楊建國伸出粗糙而厚實的手掌,將兒子頭頂汗水抹去,疼愛地說道:“兒子,慢點走,不急。”
楊一瘦弱的身體走路姿勢很怪異,混身都較勁,很像小兒麻痹後遺症的走路姿勢,聽到父親的話後,側過頭來吃力地說道:“第…第一天上學,遲…遲……”
楊一口吃很嚴重,說到“遲”字後,後麵的話卡住說不出來,因為著急,蒼白的麵孔憋得通紅,鼻子歪向一邊,眼睛一低一高,嘴角也向一邊斜著,所有五官組合在一起,給人的感覺就是五官被扭曲了,如果將這扭曲五官的力量去掉,五官恢複正常,單從五官上看,並不一定難看。
楊建國心疼地趕快說道:“爸知道,遲到不好,來,爸背你。”說著在楊一身前蹲下身軀。
楊一將楊建國寬闊而厚實的肩膀推開,說道:“讓同學看…看到,要笑的。”
楊建國重新又在楊一身前蹲下,無所謂地說道:“他們笑就讓他們笑去,又笑不掉身上一塊肉去。”
楊一臉上不高興起來,原本就扭曲的五官,扭曲的更嚴重,悶悶地說道:“你回吧,我…我都快十五了,還…還讓你送我上學,不好。”說著將楊建國手中提著的行李卷搶過來,從楊建國身軀前繞過去,努力向前走去。
楊建國兩步追上去,笑嗬嗬說道:“不背總行了吧,爸幫你把行李送到宿舍裏,幫你把床鋪好後,立刻回家,保證不讓你在同學麵前丟麵子。”說完去搶楊一手中的行李卷。
楊一死死拉著行李卷不放手,臉上不高興地說道:“不…不行,你現在就回。”
楊建國知道楊一不能生氣,生起氣來就會犯病,臉上顯露出為難的神情。
楊一將行李卷扛上肩頭,仰著頭說道:“周兵叔是校長,還有啥不…不放心,趕緊回吧,昨晚下了獸夾子,趕緊去看看,晚了又…讓狼叼跑了。”
楊一口中的周兵叔,正是十五年前,在寺廟中開槍打傷老方丈的少年,周兵的父親去年當上副縣長,周兵去年順理成章成為鎮小學的校長。
楊建國這些年來,一直帶著楊一在山裏獨居,為了楊一能多識點字,楊建國找周兵幫忙,周兵立即爽快答應,並特意照顧楊一,從小學四年級插班就讀,如果按入學考試成績來分年級,楊一的文化水平連上三年級都夠不上。
楊一衝楊建國揮揮手,扛著行李卷向前走去,楊建國沒在跟上去,而是遠遠跟著,擔心楊一發現自己,所以將腳步聲盡量放輕,並利用樹林遮擋住自己身形。
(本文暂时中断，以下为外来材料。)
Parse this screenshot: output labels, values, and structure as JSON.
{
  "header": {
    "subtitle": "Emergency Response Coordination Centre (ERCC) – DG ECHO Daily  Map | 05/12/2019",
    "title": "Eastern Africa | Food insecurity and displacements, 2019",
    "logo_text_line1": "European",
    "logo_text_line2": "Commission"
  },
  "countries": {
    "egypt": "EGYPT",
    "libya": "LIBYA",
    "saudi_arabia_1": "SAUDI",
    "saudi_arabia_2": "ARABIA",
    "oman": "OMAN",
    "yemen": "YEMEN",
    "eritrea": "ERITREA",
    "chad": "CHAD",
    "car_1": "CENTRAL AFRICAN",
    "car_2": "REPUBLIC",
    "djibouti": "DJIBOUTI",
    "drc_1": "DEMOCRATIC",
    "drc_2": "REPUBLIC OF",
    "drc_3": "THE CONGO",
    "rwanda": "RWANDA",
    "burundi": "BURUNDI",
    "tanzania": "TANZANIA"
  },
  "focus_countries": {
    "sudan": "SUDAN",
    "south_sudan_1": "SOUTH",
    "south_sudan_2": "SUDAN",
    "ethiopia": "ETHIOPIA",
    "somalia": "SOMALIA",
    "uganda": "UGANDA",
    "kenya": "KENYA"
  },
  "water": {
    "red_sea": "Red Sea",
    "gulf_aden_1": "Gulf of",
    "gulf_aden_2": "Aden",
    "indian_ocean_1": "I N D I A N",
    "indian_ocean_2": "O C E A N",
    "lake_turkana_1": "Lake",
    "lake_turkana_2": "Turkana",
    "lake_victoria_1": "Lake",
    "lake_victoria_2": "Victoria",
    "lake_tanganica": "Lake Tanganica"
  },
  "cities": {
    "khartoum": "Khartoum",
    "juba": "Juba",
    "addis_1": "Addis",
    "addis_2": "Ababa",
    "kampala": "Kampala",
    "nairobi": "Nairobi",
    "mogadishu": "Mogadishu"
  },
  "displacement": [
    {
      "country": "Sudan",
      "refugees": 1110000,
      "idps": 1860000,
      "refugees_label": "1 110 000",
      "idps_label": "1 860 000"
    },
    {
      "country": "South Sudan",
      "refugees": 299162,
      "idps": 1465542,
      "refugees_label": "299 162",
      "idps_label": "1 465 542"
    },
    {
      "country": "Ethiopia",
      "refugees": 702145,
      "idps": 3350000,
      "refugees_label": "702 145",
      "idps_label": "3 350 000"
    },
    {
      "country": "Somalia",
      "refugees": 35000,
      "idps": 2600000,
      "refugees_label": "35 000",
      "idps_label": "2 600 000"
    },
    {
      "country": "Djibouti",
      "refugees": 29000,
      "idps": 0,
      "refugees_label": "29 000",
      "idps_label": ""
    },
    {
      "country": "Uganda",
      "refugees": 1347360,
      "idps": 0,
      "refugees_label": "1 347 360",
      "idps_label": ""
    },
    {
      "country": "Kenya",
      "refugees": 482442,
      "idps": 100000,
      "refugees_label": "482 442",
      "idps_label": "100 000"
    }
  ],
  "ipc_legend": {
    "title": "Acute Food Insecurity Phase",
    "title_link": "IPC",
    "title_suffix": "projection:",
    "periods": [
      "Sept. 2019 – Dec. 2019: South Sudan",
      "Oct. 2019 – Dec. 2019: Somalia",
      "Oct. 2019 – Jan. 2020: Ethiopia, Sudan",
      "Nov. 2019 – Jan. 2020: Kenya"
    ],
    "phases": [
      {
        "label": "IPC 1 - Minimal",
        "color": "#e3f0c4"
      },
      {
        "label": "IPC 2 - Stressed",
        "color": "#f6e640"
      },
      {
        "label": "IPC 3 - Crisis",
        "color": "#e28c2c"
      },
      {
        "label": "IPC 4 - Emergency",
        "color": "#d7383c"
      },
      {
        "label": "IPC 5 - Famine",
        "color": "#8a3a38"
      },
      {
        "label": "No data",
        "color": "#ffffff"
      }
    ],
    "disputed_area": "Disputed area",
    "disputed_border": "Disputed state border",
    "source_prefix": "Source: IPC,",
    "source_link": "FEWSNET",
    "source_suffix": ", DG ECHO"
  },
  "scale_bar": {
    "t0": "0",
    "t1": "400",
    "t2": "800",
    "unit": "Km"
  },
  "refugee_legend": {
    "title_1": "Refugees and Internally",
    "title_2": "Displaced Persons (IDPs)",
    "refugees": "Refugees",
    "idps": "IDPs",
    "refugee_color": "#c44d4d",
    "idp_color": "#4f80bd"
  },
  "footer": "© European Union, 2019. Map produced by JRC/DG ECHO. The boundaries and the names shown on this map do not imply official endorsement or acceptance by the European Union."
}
十年來,楊建國失去的內力依然沒修煉回來,但虎形拳在堅持不懈的修煉中,已經達到爐火純青地步,空手在老林中與東北虎狹路相逢,東北虎負傷而逃,楊建國毫發無傷。
在楊建國刻意控製下,腳步聲輕到幾不可聞,但快到鎮上時,走在前麵的楊一還是停了下來,回過頭望向楊建國藏身的樹林,一臉不高興樣子。
楊建國隻能笑嗬嗬的從林中走出,走到楊一身前說道:“兒子太厲害了,這麼輕的腳步聲都被你聽到。”
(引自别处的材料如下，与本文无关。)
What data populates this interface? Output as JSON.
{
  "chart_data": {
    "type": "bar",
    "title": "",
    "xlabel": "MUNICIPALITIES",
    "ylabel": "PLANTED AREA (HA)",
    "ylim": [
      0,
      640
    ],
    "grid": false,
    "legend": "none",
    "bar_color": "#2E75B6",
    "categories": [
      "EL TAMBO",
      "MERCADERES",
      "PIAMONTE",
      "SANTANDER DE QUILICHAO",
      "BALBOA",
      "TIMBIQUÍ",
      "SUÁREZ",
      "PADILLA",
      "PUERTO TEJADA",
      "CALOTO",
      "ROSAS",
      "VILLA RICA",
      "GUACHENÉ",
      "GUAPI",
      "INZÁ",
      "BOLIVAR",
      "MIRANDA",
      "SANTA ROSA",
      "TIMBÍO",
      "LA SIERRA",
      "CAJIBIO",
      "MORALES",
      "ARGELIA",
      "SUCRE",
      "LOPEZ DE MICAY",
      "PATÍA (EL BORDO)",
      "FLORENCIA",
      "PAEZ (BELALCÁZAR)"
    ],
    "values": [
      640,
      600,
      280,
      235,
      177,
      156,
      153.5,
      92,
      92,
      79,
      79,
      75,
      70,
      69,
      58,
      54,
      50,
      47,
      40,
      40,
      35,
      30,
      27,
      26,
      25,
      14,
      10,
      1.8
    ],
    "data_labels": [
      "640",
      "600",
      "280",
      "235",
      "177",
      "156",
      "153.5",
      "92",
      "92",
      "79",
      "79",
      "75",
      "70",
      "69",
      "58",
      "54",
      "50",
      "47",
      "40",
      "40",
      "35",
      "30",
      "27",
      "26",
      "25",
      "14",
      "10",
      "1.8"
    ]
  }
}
楊一斜著眼瞅向楊建國,不高興地說道:“爸,這樣有…有意思嗎?”
楊建國賠著笑臉說道:“爸錯了還不行,那我可真回了啊。”
楊一不耐煩地擺手:“回吧,回吧,你可真…墨跡。”
楊建國又上上下下把楊一打量一遍,眼前的兒子雖然瘦,但個頭已經快趕上自己,楊一斜著眼瞅自己,是因為他心情不好時就會頭疼,一頭疼時就會斜著眼瞅別人,而此刻造成楊一頭疼的原因正是自己。
楊建國伸手將楊一身上的衣服拽平整,將粘在褲角上的草葉摘去,用袖子為楊一把頭上的汗擦幹,突然想起什麼,緊張的伸手去楊一領子內拉出一條項鏈,當看到項鏈下麵墜的玉石小獸安然無恙後,這才放心,將項鏈重新塞回衣領內。